Step 4 has been performed automatically via the convert.sh shell script. For more information on the dcso-json tool invoked by this script, please refer to the dcso-json overview.

Processing of the Semantic maDMP Representation

After having brought the maDMPs into a semantically enriched JSON-LD format, we were ready to express requirements from the evaluation rubric mentioned in the Project Overview. We developed queries that project certain subsets of the data into a customized view (SELECT queries) as well as ones that simply indicate whether some criteria are satisfied (ASK queries).

A more in-depth, but still summarized, overview of the queries we created can be observed in Covered Criteria.
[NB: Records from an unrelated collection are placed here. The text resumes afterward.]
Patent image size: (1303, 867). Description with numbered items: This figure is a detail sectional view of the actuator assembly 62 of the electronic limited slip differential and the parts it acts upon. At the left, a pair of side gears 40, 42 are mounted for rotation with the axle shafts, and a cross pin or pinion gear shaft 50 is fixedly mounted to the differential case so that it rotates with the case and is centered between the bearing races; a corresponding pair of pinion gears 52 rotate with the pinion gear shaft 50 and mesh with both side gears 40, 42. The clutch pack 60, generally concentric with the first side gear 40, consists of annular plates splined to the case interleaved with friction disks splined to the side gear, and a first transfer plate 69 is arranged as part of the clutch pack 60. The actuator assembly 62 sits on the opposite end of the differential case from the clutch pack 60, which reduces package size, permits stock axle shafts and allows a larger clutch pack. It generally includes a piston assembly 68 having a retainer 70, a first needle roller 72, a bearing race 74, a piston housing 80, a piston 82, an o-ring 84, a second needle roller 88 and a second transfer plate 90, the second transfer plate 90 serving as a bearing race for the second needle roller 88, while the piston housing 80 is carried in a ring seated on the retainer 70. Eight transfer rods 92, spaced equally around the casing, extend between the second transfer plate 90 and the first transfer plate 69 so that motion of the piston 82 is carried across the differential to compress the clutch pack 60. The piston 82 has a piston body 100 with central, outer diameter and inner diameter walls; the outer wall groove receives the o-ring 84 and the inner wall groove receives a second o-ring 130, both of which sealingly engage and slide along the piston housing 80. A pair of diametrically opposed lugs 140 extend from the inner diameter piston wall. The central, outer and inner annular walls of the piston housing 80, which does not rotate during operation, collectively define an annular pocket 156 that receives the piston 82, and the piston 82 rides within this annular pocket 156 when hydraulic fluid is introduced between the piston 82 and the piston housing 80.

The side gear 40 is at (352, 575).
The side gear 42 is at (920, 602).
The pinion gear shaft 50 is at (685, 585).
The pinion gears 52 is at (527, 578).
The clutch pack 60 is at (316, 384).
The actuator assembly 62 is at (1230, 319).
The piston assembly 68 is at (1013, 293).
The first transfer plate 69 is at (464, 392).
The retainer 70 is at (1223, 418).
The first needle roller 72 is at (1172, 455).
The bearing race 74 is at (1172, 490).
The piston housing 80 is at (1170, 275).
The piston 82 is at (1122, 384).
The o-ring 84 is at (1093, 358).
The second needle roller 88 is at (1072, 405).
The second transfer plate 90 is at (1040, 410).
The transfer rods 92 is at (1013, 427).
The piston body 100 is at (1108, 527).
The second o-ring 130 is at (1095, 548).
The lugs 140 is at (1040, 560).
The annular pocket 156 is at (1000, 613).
The queries themselves are available in the queries directory.

During our experiment, we used a local GraphDB instance as triple store and SPARQL endpoint. Other triple stores such as Jena Fuseki are of course eligible as well. However, as a result of previous experiences with it, we opted for GraphDB.

Report on Quality of Input maDMPs

Finally, after having created the queries, we applied them to the maDMPs that made up our input and which had previously been imported into a GraphDB repository. The results of this assessment can be found in the Assessment Report.